Dans le domaine de la psychothérapie, la conception la plus répandue, chez les personnes qui viennent consulter comme chez les professionnels, est que le thérapeute se doit de posséder une connaissance extérieure, et supérieure. C’est sur cette base qu’ont été développés des outils de diagnostic et tout un vocable professionnel. Cette vision a un côté rassurant non négligeable, qui lui confère une puissante force d’attraction. Son inconvénient est de donner un rôle passif à « l’élément humain […], en niant l’aspect le plus essentiel de la personnalité » (p. 41).

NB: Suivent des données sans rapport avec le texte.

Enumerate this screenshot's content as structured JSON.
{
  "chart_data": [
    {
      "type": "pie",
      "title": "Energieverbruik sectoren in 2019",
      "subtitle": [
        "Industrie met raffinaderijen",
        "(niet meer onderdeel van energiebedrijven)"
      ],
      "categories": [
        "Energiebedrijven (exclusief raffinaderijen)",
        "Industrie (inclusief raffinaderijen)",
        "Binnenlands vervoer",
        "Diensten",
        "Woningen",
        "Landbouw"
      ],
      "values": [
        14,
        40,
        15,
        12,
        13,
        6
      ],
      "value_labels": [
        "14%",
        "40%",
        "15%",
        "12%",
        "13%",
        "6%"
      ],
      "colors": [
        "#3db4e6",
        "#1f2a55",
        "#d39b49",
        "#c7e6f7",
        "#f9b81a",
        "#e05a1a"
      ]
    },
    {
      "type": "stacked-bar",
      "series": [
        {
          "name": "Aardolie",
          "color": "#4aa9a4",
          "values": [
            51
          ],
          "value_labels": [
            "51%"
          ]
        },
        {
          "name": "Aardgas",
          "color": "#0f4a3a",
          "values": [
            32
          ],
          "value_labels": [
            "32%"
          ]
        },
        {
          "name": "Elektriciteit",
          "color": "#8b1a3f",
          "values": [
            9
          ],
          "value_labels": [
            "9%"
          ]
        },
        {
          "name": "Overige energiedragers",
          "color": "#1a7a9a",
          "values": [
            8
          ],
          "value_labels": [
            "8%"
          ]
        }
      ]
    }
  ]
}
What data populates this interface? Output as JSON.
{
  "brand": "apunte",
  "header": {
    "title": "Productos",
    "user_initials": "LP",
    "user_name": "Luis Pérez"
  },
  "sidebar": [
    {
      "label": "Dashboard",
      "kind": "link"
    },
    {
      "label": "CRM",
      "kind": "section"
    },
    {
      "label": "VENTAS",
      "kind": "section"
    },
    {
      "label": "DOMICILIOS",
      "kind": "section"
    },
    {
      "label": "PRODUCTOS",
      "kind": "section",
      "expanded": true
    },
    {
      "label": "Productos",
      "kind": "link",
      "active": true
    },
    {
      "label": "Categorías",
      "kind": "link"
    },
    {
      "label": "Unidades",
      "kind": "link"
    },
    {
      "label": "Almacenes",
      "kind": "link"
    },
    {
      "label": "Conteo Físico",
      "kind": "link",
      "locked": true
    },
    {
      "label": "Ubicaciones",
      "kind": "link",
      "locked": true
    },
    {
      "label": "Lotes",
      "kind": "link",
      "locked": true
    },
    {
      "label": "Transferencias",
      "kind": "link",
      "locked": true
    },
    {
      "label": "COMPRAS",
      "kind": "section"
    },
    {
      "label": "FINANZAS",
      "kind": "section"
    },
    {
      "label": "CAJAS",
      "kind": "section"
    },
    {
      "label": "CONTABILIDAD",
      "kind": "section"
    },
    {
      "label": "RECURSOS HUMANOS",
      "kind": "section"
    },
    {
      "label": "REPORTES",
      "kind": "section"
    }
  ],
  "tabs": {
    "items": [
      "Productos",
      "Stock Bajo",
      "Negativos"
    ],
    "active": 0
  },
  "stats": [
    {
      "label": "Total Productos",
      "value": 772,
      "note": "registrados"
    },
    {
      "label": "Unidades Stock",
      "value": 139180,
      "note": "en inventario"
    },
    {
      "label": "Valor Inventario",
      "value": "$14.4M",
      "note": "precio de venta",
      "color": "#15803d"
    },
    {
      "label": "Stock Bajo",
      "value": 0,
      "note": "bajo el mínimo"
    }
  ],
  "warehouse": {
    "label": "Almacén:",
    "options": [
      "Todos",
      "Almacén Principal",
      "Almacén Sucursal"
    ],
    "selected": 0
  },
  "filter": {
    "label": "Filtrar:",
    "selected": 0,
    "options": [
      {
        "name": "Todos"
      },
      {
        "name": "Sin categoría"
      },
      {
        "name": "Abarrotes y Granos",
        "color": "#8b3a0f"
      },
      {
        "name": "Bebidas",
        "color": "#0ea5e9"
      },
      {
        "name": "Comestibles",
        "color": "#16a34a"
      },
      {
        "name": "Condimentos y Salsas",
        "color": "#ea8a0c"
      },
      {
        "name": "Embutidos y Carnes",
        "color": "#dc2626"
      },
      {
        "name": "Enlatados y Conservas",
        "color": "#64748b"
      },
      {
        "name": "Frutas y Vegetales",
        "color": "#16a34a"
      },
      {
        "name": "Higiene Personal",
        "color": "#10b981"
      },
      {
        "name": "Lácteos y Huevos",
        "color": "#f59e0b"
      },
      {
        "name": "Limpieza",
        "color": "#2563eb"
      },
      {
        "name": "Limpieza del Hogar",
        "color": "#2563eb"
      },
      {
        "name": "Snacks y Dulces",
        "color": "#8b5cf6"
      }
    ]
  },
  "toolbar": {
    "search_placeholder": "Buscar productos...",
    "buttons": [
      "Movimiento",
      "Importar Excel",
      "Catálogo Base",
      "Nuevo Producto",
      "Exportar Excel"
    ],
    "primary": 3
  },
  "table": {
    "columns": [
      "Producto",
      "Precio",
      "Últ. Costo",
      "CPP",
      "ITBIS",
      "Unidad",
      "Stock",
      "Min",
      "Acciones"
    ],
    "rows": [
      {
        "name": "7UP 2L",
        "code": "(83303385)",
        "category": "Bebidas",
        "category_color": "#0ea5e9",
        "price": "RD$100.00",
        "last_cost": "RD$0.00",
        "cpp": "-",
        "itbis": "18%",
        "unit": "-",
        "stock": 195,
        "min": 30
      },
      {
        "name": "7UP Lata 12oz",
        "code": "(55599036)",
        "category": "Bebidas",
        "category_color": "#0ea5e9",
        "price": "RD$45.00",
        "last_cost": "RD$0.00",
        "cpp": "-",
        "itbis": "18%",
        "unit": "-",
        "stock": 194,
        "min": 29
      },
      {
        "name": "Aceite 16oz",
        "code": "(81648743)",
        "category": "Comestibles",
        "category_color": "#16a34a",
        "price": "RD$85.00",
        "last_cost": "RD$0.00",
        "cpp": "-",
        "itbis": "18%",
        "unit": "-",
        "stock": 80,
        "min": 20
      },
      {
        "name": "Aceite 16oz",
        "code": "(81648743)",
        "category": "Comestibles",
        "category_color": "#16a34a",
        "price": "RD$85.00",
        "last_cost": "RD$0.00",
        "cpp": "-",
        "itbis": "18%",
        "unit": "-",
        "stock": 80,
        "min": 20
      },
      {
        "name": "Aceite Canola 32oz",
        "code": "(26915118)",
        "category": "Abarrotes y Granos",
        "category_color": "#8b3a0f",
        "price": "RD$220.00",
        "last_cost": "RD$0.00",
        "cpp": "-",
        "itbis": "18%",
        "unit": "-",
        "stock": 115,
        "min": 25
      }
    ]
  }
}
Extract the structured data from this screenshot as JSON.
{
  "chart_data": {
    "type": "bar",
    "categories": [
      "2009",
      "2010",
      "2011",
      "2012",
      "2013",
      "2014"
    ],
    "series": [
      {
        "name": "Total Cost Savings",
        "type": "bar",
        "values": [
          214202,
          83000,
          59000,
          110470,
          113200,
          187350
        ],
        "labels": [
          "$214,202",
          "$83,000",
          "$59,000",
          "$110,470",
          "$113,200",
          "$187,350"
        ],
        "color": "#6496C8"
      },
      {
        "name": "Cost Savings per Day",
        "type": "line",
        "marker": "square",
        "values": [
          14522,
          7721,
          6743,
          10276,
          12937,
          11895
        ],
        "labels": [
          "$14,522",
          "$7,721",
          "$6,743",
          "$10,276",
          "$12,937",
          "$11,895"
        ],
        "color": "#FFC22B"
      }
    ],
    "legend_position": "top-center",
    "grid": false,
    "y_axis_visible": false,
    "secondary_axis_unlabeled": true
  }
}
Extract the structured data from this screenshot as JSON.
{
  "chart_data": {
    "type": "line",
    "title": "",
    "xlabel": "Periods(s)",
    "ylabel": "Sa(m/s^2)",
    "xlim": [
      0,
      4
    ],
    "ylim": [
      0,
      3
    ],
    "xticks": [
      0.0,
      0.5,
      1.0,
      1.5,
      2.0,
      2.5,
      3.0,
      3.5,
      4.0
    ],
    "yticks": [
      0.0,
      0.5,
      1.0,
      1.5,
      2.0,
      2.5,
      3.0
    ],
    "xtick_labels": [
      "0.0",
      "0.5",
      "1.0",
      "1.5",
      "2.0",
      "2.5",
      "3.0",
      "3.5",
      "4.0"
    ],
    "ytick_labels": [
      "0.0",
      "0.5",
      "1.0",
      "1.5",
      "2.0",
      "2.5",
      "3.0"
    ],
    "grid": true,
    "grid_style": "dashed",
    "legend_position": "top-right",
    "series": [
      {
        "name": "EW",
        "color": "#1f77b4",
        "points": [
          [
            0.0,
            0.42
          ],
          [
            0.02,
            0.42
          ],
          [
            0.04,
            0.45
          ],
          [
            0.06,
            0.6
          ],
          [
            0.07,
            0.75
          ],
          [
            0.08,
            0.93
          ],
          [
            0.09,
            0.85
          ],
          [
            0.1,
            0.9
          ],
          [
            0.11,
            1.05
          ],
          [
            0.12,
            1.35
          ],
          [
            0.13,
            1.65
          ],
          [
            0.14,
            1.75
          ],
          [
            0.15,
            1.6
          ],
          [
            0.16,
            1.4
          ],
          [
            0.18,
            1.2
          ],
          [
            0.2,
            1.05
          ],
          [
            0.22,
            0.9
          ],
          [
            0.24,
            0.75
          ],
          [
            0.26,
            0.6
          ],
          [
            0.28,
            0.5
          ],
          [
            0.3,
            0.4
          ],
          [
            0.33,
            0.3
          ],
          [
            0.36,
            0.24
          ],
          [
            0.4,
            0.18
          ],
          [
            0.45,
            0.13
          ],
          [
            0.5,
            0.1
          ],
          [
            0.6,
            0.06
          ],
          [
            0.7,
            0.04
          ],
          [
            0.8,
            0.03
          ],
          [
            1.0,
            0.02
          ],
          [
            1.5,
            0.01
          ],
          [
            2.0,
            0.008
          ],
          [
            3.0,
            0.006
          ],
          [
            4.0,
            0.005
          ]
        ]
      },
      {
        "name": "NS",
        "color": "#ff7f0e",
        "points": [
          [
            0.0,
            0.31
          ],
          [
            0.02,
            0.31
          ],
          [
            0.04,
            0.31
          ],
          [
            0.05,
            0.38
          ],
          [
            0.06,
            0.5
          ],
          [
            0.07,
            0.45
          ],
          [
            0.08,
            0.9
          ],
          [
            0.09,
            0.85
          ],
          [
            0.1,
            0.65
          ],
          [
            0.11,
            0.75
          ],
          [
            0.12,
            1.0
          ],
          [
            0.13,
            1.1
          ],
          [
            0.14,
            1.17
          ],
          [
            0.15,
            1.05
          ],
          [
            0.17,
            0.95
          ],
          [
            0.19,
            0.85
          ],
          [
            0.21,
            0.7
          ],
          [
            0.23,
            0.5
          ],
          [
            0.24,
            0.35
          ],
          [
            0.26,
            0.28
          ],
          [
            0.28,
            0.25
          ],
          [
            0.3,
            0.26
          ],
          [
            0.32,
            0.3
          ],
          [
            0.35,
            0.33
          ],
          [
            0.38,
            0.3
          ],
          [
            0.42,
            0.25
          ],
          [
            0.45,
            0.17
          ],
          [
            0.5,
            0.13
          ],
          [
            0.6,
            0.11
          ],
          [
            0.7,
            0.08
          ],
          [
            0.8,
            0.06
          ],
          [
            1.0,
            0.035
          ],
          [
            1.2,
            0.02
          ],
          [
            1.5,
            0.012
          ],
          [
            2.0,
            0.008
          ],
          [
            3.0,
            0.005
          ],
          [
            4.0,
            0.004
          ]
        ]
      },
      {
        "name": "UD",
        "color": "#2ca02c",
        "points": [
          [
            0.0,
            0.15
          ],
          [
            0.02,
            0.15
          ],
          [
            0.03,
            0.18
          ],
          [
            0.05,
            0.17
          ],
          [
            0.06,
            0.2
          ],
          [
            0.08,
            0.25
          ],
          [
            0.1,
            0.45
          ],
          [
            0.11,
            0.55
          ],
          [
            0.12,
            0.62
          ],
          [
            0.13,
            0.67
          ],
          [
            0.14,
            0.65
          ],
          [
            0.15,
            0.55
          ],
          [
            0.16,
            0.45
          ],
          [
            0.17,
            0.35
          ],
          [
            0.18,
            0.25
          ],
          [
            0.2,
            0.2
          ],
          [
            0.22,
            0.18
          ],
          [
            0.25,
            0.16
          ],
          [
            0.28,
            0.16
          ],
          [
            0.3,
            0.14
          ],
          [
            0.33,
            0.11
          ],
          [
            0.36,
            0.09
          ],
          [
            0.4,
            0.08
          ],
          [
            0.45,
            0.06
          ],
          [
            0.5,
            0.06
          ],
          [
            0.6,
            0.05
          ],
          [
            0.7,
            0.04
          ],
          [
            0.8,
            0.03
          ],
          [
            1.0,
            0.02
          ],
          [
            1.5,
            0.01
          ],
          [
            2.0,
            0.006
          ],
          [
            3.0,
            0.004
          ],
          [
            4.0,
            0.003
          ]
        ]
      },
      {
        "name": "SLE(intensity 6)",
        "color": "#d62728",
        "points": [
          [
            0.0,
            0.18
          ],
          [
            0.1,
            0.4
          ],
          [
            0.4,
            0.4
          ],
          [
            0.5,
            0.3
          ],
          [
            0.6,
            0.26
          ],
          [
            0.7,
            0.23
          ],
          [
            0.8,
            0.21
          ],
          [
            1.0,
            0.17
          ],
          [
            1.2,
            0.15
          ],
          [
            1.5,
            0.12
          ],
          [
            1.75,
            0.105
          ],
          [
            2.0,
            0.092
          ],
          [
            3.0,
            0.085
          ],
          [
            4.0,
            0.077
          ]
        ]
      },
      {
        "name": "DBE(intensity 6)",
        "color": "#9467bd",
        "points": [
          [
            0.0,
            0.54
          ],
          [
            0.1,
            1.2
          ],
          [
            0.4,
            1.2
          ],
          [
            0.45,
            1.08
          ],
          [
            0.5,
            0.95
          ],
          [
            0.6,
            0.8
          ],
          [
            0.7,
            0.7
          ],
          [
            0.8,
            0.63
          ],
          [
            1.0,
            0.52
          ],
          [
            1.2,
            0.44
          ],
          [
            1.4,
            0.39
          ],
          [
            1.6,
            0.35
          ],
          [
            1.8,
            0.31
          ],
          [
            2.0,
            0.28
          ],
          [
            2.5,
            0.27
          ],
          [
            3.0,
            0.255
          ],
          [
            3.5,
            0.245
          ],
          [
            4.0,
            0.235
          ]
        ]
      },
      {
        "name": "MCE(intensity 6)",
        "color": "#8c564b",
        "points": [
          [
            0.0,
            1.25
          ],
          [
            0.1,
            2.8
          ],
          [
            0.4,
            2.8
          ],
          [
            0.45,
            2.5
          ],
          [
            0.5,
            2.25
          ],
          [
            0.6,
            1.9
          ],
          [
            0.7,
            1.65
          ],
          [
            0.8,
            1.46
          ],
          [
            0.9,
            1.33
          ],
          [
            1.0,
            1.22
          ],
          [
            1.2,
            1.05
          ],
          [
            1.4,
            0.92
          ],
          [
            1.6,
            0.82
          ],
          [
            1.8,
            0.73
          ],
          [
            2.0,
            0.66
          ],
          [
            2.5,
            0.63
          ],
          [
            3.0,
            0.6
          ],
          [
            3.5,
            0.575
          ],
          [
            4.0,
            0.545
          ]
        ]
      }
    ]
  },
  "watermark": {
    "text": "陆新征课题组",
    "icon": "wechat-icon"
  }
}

Est-ce le bon modèle ? En savons-nous assez sur ce qui soigne vraiment, dans le monde du psychisme, pour prendre pour acquis un tel point de départ ? N’y a-t-il pas là un piège, celui d’être pris dans ce travers très humain qu’est la volonté de maîtrise et de contrôle ? De participer ainsi au maintien d’un ordre établi et, au final, au statu quo de l’existence de la souffrance psychique plus qu’à un réel processus de changement de conscience ? Ce risque touche tous les thérapeutes, êtres humains avant tout, y compris ceux des approches dites humanistes, tant « même si la philosophie que je professe a pour cœur la rencontre, […] la vérité est que j’ai peur quand mes convictions sont mises en question » (p. 25).
L’exploration et la compréhension de soi nous amènent pourtant, par essence, au-delà du connu, et ne peuvent donc en maintenir le confort. Clients, patients ou thérapeutes, il nous faudra, pour emprunter résolument ce chemin, trouver moyen de nous accommoder à l’inconnu. « C’est une question de courage ; il faut du courage pour faire confiance au client et à ses propres capacités au lieu de se rabattre sur des comportements, des méthodes et des techniques qui semblent sécurisantes parce que nous pensons savoir ce qui va suivre » (p. 90-91). Il en faut également pour se remettre soi-même constamment en question, pour accepter de ne jamais savoir vraiment mais de toujours chercher. Il faut de la lucidité et de la solidité personnelle pour accepter de se laisser guider par ce que nous ne savons pas, pour en suivre la trace avec constance et l’assurance intérieure que ce n’est pas là une position d’impuissance, mais bien de mise en œuvre de son potentiel humain. « C’est une manière active et proactive de dire délibérément oui », à soi-même autant qu’« à l’Autre en tant que personne » (p. 88).
Loin d’être un acte aveugle, il s’agit d’adopter volontairement une position qui permette de sortir de la maîtrise intellectuelle, ou de son illusion, pour atteindre d’autres facettes de l’être humain, pour toucher à la dimension plus physique et surtout plus holistique de l’expérience, du vécu intérieur. Tous, nous pouvons nous raconter une histoire mentale de nous-même, et y croire relativement facilement. Malheureusement le mental est souvent un grand illusionniste, qui peut nous servir à voir « le monde comme je veux qu’il soit » (p. 89) mais ce faisant nous asservir à cette image. Selon « la théorie centrée sur la personne, [qui] conteste la vision conventionnelle de l’évaluation » (p. 49), nous entretenons alors un état « d’incongruence » entre notre expérience et la conscience que nous en avons.
Le vaste champ de l’exploration de soi et de la compréhension du psychisme humain demande de sortir de la vision statique de la pensée intellectuelle, qui ramène tout à ce qui est déjà connu, pour entrer dans un processus mouvant et ouvert. C’est dans cet état que nous aurons des chances de découvrir des pans de nous-même jusqu’alors hors de portée. « Pour que le comportement change, un changement de perception doit être expérimenté. La connaissance intellectuelle ne peut se substituer à cela » (p. 51). Les dimensions relevant de nos « expériences organismiques » nous sont souvent bien moins familières que les concepts intellectuels, et pourtant nous les pratiquons tous les jours. Elles nous composent, quotidiennement, cependant nous semblons peu à l’aise avec, peu désireux de leur donner une place centrale afin de pouvoir mieux les appréhender. Nous sommes loin de savoir « quelles en sont les limites. Quelles sont les limites de l’hypothèse de croissance ? […] nous ne pouvons essayer de répondre à ces questions que par un mélange bienfaisant de scepticisme et d’ouverture » (p. 15).
La tâche est grande, passionnante, elle demande de bousculer nos carcans de pensée et ceux de nos constructions et conventions sociales. Nous avons exploré le monde extérieur, faisant preuve d’une audace et d’une ingéniosité impressionnantes, mais fort peu notre « potentiel inhérent, ce mouvement continu et dynamique en quête d’un accomplissement constructif » ( p. 10). Dans ce domaine, nous semblons nous accrocher à nos acquis, avoir développé et maintenu des messages collectifs d’impuissance face à nous-même, et au final nous montrer relativement peu aventureux et courageux.